Dandy Koswaraputra
27 Oktober 2018•Update: 28 Oktober 2018
Nilay Kar Onum
ISTANBUL
Konferensi Tingkat Tinggi (KTT) empat arah di Suriah antara Turki, Rusia, Jerman dan Perancis dimulai di Istanbul pada Sabtu.
KTT, yang diinisiasi oleh Presiden Recep Tayyip Erdogan di Vahdettin Pavilion di distrik Uskudar kota, meyertakan Presiden Rusia Vladimir Putin, Kanselir Jerman Angela Merkel, dan Presiden Prancis Emmanuel Macron.

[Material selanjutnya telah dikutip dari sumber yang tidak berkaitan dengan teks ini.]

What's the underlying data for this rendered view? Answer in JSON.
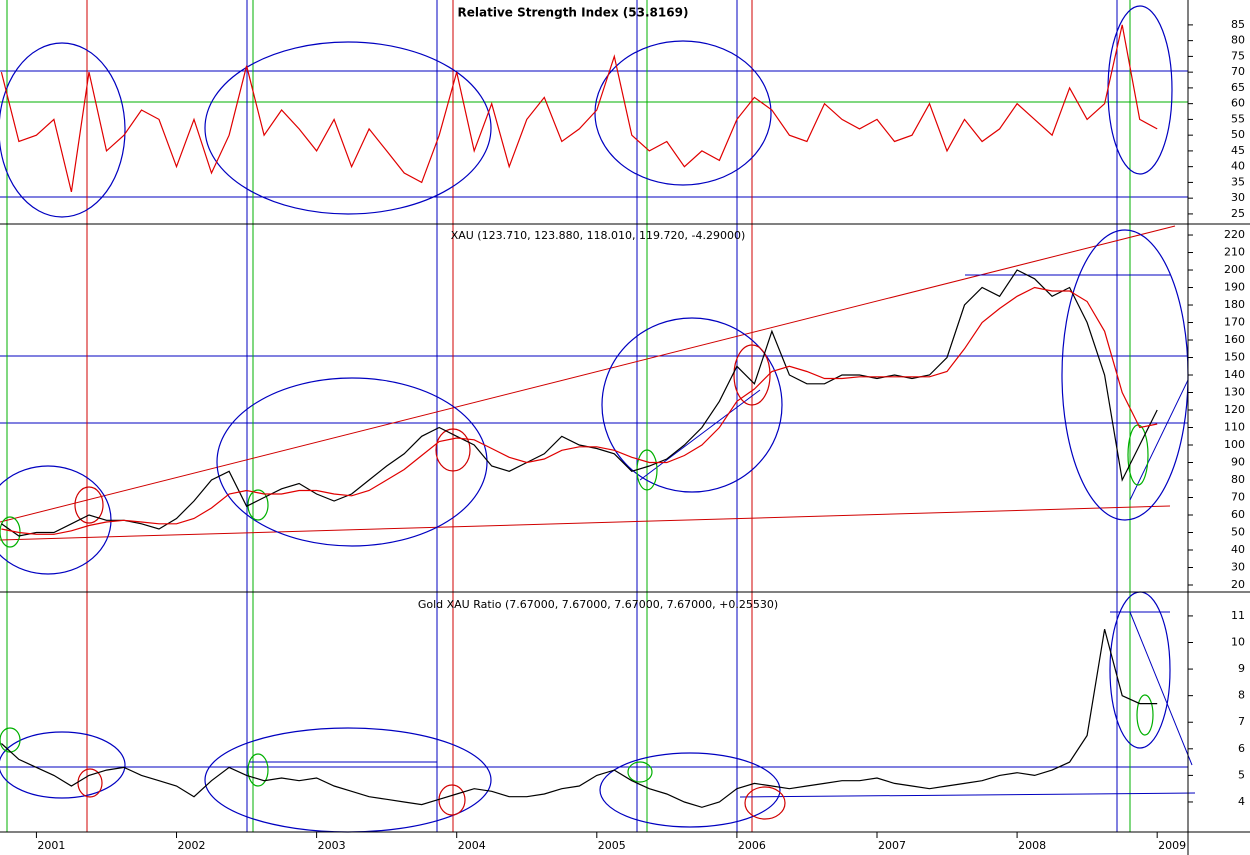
{
  "chart_data": [
    {
      "type": "line",
      "title": "Relative Strength Index (53.8169)",
      "x": [
        2000.75,
        2000.875,
        2001,
        2001.125,
        2001.25,
        2001.375,
        2001.5,
        2001.625,
        2001.75,
        2001.875,
        2002,
        2002.125,
        2002.25,
        2002.375,
        2002.5,
        2002.625,
        2002.75,
        2002.875,
        2003,
        2003.125,
        2003.25,
        2003.375,
        2003.5,
        2003.625,
        2003.75,
        2003.875,
        2004,
        2004.125,
        2004.25,
        2004.375,
        2004.5,
        2004.625,
        2004.75,
        2004.875,
        2005,
        2005.125,
        2005.25,
        2005.375,
        2005.5,
        2005.625,
        2005.75,
        2005.875,
        2006,
        2006.125,
        2006.25,
        2006.375,
        2006.5,
        2006.625,
        2006.75,
        2006.875,
        2007,
        2007.125,
        2007.25,
        2007.375,
        2007.5,
        2007.625,
        2007.75,
        2007.875,
        2008,
        2008.125,
        2008.25,
        2008.375,
        2008.5,
        2008.625,
        2008.75,
        2008.875,
        2009
      ],
      "xlim": [
        2000.74,
        2009.22
      ],
      "ylim": [
        21.8,
        92.9
      ],
      "yticks": [
        25,
        30,
        35,
        40,
        45,
        50,
        55,
        60,
        65,
        70,
        75,
        80,
        85
      ],
      "series": [
        {
          "color": "#e00000",
          "values": [
            70,
            48,
            50,
            55,
            32,
            70,
            45,
            50,
            58,
            55,
            40,
            55,
            38,
            50,
            72,
            50,
            58,
            52,
            45,
            55,
            40,
            52,
            45,
            38,
            35,
            50,
            70,
            45,
            60,
            40,
            55,
            62,
            48,
            52,
            58,
            75,
            50,
            45,
            48,
            40,
            45,
            42,
            55,
            62,
            58,
            50,
            48,
            60,
            55,
            52,
            55,
            48,
            50,
            60,
            45,
            55,
            48,
            52,
            60,
            55,
            50,
            65,
            55,
            60,
            85,
            55,
            52
          ]
        }
      ]
    },
    {
      "type": "line",
      "title": "XAU (123.710, 123.880, 118.010, 119.720, -4.29000)",
      "x": [
        2000.75,
        2000.875,
        2001,
        2001.125,
        2001.25,
        2001.375,
        2001.5,
        2001.625,
        2001.75,
        2001.875,
        2002,
        2002.125,
        2002.25,
        2002.375,
        2002.5,
        2002.625,
        2002.75,
        2002.875,
        2003,
        2003.125,
        2003.25,
        2003.375,
        2003.5,
        2003.625,
        2003.75,
        2003.875,
        2004,
        2004.125,
        2004.25,
        2004.375,
        2004.5,
        2004.625,
        2004.75,
        2004.875,
        2005,
        2005.125,
        2005.25,
        2005.375,
        2005.5,
        2005.625,
        2005.75,
        2005.875,
        2006,
        2006.125,
        2006.25,
        2006.375,
        2006.5,
        2006.625,
        2006.75,
        2006.875,
        2007,
        2007.125,
        2007.25,
        2007.375,
        2007.5,
        2007.625,
        2007.75,
        2007.875,
        2008,
        2008.125,
        2008.25,
        2008.375,
        2008.5,
        2008.625,
        2008.75,
        2008.875,
        2009
      ],
      "xlim": [
        2000.74,
        2009.22
      ],
      "ylim": [
        16,
        226.3
      ],
      "yticks": [
        20,
        30,
        40,
        50,
        60,
        70,
        80,
        90,
        100,
        110,
        120,
        130,
        140,
        150,
        160,
        170,
        180,
        190,
        200,
        210,
        220
      ],
      "series": [
        {
          "color": "#000000",
          "values": [
            55,
            48,
            50,
            50,
            55,
            60,
            57,
            57,
            55,
            52,
            58,
            68,
            80,
            85,
            65,
            70,
            75,
            78,
            72,
            68,
            72,
            80,
            88,
            95,
            105,
            110,
            105,
            100,
            88,
            85,
            90,
            95,
            105,
            100,
            98,
            95,
            85,
            88,
            92,
            100,
            110,
            125,
            145,
            135,
            165,
            140,
            135,
            135,
            140,
            140,
            138,
            140,
            138,
            140,
            150,
            180,
            190,
            185,
            200,
            195,
            185,
            190,
            170,
            140,
            80,
            100,
            120
          ]
        },
        {
          "color": "#e00000",
          "values": [
            52,
            50,
            49,
            49,
            51,
            54,
            56,
            57,
            56,
            55,
            55,
            58,
            64,
            72,
            74,
            72,
            72,
            74,
            74,
            72,
            71,
            74,
            80,
            86,
            94,
            102,
            104,
            103,
            98,
            93,
            90,
            92,
            97,
            99,
            99,
            97,
            93,
            90,
            90,
            94,
            100,
            110,
            125,
            132,
            142,
            145,
            142,
            138,
            138,
            139,
            139,
            139,
            139,
            139,
            142,
            155,
            170,
            178,
            185,
            190,
            188,
            188,
            182,
            165,
            130,
            110,
            112
          ]
        }
      ]
    },
    {
      "type": "line",
      "title": "Gold XAU Ratio (7.67000, 7.67000, 7.67000, 7.67000, +0.25530)",
      "x": [
        2000.75,
        2000.875,
        2001,
        2001.125,
        2001.25,
        2001.375,
        2001.5,
        2001.625,
        2001.75,
        2001.875,
        2002,
        2002.125,
        2002.25,
        2002.375,
        2002.5,
        2002.625,
        2002.75,
        2002.875,
        2003,
        2003.125,
        2003.25,
        2003.375,
        2003.5,
        2003.625,
        2003.75,
        2003.875,
        2004,
        2004.125,
        2004.25,
        2004.375,
        2004.5,
        2004.625,
        2004.75,
        2004.875,
        2005,
        2005.125,
        2005.25,
        2005.375,
        2005.5,
        2005.625,
        2005.75,
        2005.875,
        2006,
        2006.125,
        2006.25,
        2006.375,
        2006.5,
        2006.625,
        2006.75,
        2006.875,
        2007,
        2007.125,
        2007.25,
        2007.375,
        2007.5,
        2007.625,
        2007.75,
        2007.875,
        2008,
        2008.125,
        2008.25,
        2008.375,
        2008.5,
        2008.625,
        2008.75,
        2008.875,
        2009
      ],
      "xlim": [
        2000.74,
        2009.22
      ],
      "ylim": [
        2.87,
        11.9
      ],
      "xticks": [
        2001,
        2002,
        2003,
        2004,
        2005,
        2006,
        2007,
        2008,
        2009
      ],
      "yticks": [
        4,
        5,
        6,
        7,
        8,
        9,
        10,
        11
      ],
      "series": [
        {
          "color": "#000000",
          "values": [
            6.2,
            5.6,
            5.3,
            5.0,
            4.6,
            5.0,
            5.2,
            5.3,
            5.0,
            4.8,
            4.6,
            4.2,
            4.8,
            5.3,
            5.0,
            4.8,
            4.9,
            4.8,
            4.9,
            4.6,
            4.4,
            4.2,
            4.1,
            4.0,
            3.9,
            4.1,
            4.3,
            4.5,
            4.4,
            4.2,
            4.2,
            4.3,
            4.5,
            4.6,
            5.0,
            5.2,
            4.8,
            4.5,
            4.3,
            4.0,
            3.8,
            4.0,
            4.5,
            4.7,
            4.6,
            4.5,
            4.6,
            4.7,
            4.8,
            4.8,
            4.9,
            4.7,
            4.6,
            4.5,
            4.6,
            4.7,
            4.8,
            5.0,
            5.1,
            5.0,
            5.2,
            5.5,
            6.5,
            10.5,
            8.0,
            7.7,
            7.7
          ]
        }
      ]
    }
  ]
}
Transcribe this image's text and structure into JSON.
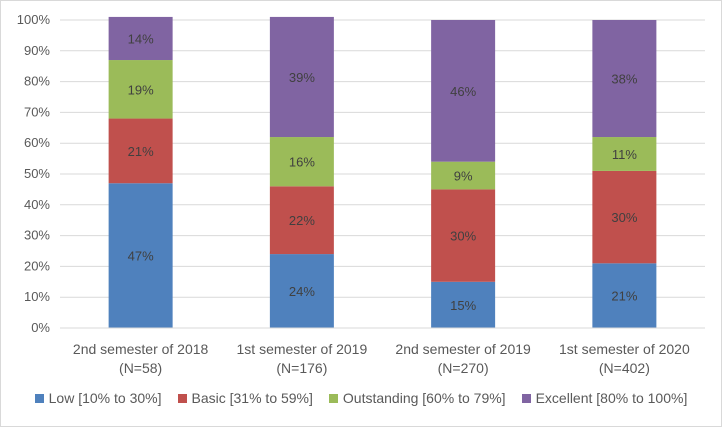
{
  "chart_data": {
    "type": "bar",
    "stacked": true,
    "title": "",
    "xlabel": "",
    "ylabel": "",
    "ylim": [
      0,
      100
    ],
    "y_ticks": [
      "0%",
      "10%",
      "20%",
      "30%",
      "40%",
      "50%",
      "60%",
      "70%",
      "80%",
      "90%",
      "100%"
    ],
    "categories": [
      [
        "2nd semester of 2018",
        "(N=58)"
      ],
      [
        "1st semester of 2019",
        "(N=176)"
      ],
      [
        "2nd semester of 2019",
        "(N=270)"
      ],
      [
        "1st semester of 2020",
        "(N=402)"
      ]
    ],
    "series": [
      {
        "name": "Low [10% to 30%]",
        "color": "#4F81BD",
        "values": [
          47,
          24,
          15,
          21
        ],
        "labels": [
          "47%",
          "24%",
          "15%",
          "21%"
        ]
      },
      {
        "name": "Basic [31% to 59%]",
        "color": "#C0504D",
        "values": [
          21,
          22,
          30,
          30
        ],
        "labels": [
          "21%",
          "22%",
          "30%",
          "30%"
        ]
      },
      {
        "name": "Outstanding [60% to 79%]",
        "color": "#9BBB59",
        "values": [
          19,
          16,
          9,
          11
        ],
        "labels": [
          "19%",
          "16%",
          "9%",
          "11%"
        ]
      },
      {
        "name": "Excellent [80% to 100%]",
        "color": "#8064A2",
        "values": [
          14,
          39,
          46,
          38
        ],
        "labels": [
          "14%",
          "39%",
          "46%",
          "38%"
        ]
      }
    ],
    "legend_position": "bottom",
    "grid": true
  }
}
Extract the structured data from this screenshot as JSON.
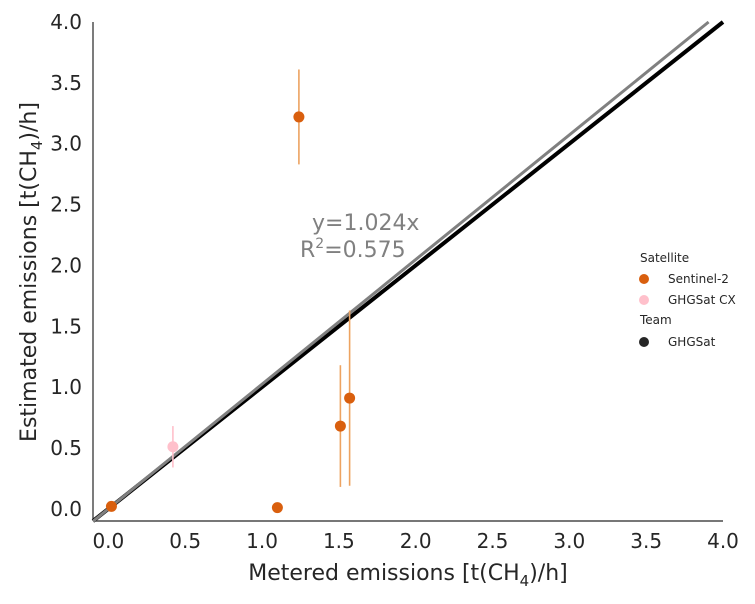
{
  "chart_data": {
    "type": "scatter",
    "xlabel": "Metered emissions [t(CH4)/h]",
    "ylabel": "Estimated emissions [t(CH4)/h]",
    "xlabel_main": "Metered emissions [t(CH",
    "xlabel_sub": "4",
    "xlabel_end": ")/h]",
    "ylabel_main": "Estimated emissions [t(CH",
    "ylabel_sub": "4",
    "ylabel_end": ")/h]",
    "xlim": [
      -0.1,
      4.0
    ],
    "ylim": [
      -0.1,
      4.0
    ],
    "xticks": [
      0.0,
      0.5,
      1.0,
      1.5,
      2.0,
      2.5,
      3.0,
      3.5,
      4.0
    ],
    "yticks": [
      0.0,
      0.5,
      1.0,
      1.5,
      2.0,
      2.5,
      3.0,
      3.5,
      4.0
    ],
    "xtick_labels": [
      "0.0",
      "0.5",
      "1.0",
      "1.5",
      "2.0",
      "2.5",
      "3.0",
      "3.5",
      "4.0"
    ],
    "ytick_labels": [
      "0.0",
      "0.5",
      "1.0",
      "1.5",
      "2.0",
      "2.5",
      "3.0",
      "3.5",
      "4.0"
    ],
    "grid": false,
    "legend_position": "center-right",
    "series": [
      {
        "name": "Sentinel-2",
        "color": "#d95f0e",
        "errcolor": "#eda361",
        "points": [
          {
            "x": 0.02,
            "y": 0.02,
            "yerr": 0.0
          },
          {
            "x": 1.24,
            "y": 3.22,
            "yerr": 0.39
          },
          {
            "x": 1.51,
            "y": 0.68,
            "yerr": 0.5
          },
          {
            "x": 1.57,
            "y": 0.91,
            "yerr": 0.72
          },
          {
            "x": 1.1,
            "y": 0.01,
            "yerr": 0.0
          }
        ]
      },
      {
        "name": "GHGSat CX",
        "color": "#ffc0cb",
        "errcolor": "#ffc0cb",
        "points": [
          {
            "x": 0.42,
            "y": 0.51,
            "yerr": 0.17
          }
        ]
      }
    ],
    "lines": [
      {
        "name": "1:1 line",
        "slope": 1.0,
        "color": "#000000",
        "width": 4
      },
      {
        "name": "fit",
        "slope": 1.024,
        "color": "#808080",
        "width": 3
      }
    ],
    "annotation": {
      "line1": "y=1.024x",
      "line2_pre": "R",
      "line2_sup": "2",
      "line2_post": "=0.575"
    },
    "legend": {
      "title1": "Satellite",
      "items1": [
        {
          "label": "Sentinel-2",
          "color": "#d95f0e"
        },
        {
          "label": "GHGSat CX",
          "color": "#ffc0cb"
        }
      ],
      "title2": "Team",
      "items2": [
        {
          "label": "GHGSat",
          "color": "#262626"
        }
      ]
    }
  }
}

Staffan de Mistura, utusan khusus Perserikatan Bangsa-Bangsa (PBB), juga hadir pada acara KTT tersebut.
Selama KTT, para peserta akan membahas konflik Suriah dalam semua aspeknya, dengan fokus pada situasi di lapangan, proses politik, dan cara-cara untuk menyelaraskan upaya bersama untuk menemukan solusi yang langgeng terhadap konflik tersebut.
Para pemimpin juga akan membahas perjanjian 17 September antara Ankara dan Moskow untuk membentuk zona demiliterisasi di provinsi Idlib di barat laut Suriah.
Berdasarkan kesepakatan itu, kelompok-kelompok oposisi di Idlib akan tetap berada di daerah-daerah di mana mereka sekarang berada, sementara Rusia dan Turki melakukan patroli bersama di daerah itu dengan maksud mencegah kembalinya pertempuran.
Pada 10 Oktober, Kementerian Pertahanan Turki mengumumkan bahwa oposisi Suriah dan kelompok-kelompok anti-rezim lainnya telah menyelesaikan penarikan senjata berat dari zona demiliterisasi Idlib.
Suriah baru saja mulai muncul dari konflik dahsyat yang dimulai pada 2011 ketika rezim Assad menindak keras para demonstran dengan keganasan yang tak terduga.